Dziewiętnasty odcinek powieści sensacyjnej Józefa Ignacego Kraszewskiego „Sprawa kryminalna”
– Któż to wie! – szepnęła Wychlińska. – Gdyby ktoś w tym rodzaju, przypominający choć w części poczciwego Daniela... Leokadya dochodzi trzydziestu...
– A! Tak! Tak, ja to dawno policzyłam – przerwała Benigna. – Biedne dziecko, tyle lat zmarnowało. Na konkurentach pewnie jej tu zbywać nie będzie. Wszyscy wiedzą, bo ja się z tym nie taję wcale, że majątek mój cały, wyjąwszy legata*, spada na nią... Panna ślicznie wychowana, miła...
Z tą rozmową sióstr między sobą pierwszy wieczór w Borkach się skończył. Nazajutrz tryb życia zwykły szedł dalej – z tą różnicą, że wszystko, co żyło, wysilało się na zabawienie Leokadyi, na wymyślenie jej rozrywek.
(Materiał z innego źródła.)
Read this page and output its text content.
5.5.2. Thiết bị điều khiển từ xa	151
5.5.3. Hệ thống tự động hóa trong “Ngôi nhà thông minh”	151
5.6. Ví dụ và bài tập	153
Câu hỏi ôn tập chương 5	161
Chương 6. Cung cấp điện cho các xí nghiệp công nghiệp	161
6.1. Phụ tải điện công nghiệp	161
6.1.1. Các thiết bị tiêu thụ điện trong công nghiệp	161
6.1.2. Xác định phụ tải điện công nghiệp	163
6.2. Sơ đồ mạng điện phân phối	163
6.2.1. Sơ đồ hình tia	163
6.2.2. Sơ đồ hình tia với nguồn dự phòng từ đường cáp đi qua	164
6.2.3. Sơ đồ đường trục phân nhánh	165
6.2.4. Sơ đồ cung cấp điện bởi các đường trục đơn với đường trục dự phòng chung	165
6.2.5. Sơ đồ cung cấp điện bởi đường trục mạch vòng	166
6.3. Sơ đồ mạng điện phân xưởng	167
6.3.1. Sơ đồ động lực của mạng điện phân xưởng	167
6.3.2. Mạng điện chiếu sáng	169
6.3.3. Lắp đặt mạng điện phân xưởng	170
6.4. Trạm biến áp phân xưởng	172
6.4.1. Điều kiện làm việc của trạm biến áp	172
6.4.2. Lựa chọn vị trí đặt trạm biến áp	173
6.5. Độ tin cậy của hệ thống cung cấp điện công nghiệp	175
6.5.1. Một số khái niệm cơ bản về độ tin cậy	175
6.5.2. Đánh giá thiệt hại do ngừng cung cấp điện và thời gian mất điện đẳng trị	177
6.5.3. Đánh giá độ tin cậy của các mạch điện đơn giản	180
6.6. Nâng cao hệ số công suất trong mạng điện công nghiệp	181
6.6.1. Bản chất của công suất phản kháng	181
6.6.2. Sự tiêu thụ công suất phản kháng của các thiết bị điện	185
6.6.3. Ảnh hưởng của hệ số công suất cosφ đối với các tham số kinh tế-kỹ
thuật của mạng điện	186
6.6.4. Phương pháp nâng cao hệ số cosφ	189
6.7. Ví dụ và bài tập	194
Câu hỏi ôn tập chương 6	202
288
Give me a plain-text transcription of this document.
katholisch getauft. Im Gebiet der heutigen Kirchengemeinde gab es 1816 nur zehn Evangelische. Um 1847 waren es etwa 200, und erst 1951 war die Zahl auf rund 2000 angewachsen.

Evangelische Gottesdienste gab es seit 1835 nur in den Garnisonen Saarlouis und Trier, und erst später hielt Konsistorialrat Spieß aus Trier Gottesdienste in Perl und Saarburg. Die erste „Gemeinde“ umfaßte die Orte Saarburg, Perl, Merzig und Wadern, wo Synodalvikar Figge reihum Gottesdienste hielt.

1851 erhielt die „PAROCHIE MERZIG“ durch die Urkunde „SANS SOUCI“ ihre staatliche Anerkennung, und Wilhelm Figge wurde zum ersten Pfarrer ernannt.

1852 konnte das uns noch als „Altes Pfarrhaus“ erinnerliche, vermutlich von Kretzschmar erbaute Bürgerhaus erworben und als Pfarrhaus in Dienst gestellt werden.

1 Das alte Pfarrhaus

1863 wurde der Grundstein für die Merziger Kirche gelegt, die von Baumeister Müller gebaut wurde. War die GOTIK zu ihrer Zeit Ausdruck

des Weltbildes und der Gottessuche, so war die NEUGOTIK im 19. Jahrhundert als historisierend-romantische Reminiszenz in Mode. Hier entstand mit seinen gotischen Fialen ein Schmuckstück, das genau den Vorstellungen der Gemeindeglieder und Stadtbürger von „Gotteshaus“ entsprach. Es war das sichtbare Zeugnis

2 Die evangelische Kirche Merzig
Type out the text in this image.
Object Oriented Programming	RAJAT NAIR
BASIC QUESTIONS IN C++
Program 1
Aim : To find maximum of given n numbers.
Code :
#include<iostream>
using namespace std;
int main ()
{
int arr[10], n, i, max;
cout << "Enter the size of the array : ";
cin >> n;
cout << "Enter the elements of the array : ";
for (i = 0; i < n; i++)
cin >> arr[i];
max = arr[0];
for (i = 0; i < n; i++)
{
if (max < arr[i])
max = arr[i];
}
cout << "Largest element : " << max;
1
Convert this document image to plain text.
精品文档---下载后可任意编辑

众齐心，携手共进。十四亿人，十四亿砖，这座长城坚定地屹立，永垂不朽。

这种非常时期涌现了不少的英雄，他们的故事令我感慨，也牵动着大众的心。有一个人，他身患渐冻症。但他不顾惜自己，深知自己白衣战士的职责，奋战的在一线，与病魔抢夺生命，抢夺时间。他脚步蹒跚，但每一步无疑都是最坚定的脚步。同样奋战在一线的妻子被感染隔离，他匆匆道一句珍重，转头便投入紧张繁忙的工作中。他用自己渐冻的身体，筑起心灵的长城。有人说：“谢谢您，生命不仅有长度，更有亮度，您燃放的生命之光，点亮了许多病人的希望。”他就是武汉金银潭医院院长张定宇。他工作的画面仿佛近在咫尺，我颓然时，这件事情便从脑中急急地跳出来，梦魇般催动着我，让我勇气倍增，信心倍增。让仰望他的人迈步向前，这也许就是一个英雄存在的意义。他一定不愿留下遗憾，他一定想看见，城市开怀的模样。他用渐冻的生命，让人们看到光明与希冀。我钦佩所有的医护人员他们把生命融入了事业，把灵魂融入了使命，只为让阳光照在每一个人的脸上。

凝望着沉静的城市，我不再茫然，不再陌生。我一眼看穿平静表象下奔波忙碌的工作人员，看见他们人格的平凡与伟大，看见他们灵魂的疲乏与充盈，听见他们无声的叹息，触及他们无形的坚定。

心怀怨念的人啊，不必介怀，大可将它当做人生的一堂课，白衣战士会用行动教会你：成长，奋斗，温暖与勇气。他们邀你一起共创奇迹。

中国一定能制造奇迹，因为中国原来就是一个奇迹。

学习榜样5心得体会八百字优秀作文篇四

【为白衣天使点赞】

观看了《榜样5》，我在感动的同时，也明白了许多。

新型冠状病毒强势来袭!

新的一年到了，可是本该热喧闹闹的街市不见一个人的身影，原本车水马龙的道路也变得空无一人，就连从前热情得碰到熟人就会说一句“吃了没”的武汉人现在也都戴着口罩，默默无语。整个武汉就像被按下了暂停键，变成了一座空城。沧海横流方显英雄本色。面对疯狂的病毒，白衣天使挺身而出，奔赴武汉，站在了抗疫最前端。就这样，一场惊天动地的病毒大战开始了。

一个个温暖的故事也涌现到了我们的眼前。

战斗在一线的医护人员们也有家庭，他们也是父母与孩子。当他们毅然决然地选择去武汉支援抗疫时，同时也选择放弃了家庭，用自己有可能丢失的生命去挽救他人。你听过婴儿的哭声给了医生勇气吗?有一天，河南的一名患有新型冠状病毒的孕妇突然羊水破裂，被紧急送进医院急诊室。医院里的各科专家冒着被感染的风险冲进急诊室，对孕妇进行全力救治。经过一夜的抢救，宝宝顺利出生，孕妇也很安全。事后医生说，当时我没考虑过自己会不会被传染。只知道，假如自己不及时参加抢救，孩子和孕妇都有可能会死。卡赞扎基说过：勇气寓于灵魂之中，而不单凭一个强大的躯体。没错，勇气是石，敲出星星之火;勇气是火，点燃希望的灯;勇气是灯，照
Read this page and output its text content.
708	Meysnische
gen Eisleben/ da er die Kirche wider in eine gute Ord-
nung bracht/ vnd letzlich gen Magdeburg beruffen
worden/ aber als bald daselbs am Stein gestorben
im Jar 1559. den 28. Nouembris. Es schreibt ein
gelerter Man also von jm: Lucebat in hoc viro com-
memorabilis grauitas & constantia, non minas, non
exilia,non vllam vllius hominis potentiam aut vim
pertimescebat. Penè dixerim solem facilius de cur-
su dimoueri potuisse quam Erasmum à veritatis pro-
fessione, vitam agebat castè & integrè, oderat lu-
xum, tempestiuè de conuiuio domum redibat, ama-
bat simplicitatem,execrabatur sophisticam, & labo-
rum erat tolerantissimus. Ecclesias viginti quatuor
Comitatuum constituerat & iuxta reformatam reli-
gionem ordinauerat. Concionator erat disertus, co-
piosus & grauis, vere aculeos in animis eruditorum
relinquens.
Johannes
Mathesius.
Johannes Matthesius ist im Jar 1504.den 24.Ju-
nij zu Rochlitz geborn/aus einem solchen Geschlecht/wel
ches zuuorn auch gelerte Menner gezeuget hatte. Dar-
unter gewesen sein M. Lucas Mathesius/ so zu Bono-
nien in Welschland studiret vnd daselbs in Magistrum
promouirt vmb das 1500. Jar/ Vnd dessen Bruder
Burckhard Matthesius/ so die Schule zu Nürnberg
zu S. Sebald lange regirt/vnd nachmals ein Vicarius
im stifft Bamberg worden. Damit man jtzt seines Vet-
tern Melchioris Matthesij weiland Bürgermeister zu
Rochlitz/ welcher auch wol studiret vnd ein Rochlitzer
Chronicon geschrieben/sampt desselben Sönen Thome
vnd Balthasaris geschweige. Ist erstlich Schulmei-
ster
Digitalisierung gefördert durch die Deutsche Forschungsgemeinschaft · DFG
Obie panny Orzymowskie, panna Felicya – wszyscy aż do kapitana Złomskiego starali się odgadnąć jej gusta, uprzedzać życzenia. Ciotka nie opuszczała jej prawie na chwilę, badając z twarzy uczuć i śledząc, czy wyraz jej posępny nie schodzi powoli... Pierwszy tydzień minął, a pani Pstrokońska pocieszać się tym mogła, że rzeczywiście Leokadya odżyła u niej i na nowo rozpromieniała. W drugim jakoś tygodniu wi...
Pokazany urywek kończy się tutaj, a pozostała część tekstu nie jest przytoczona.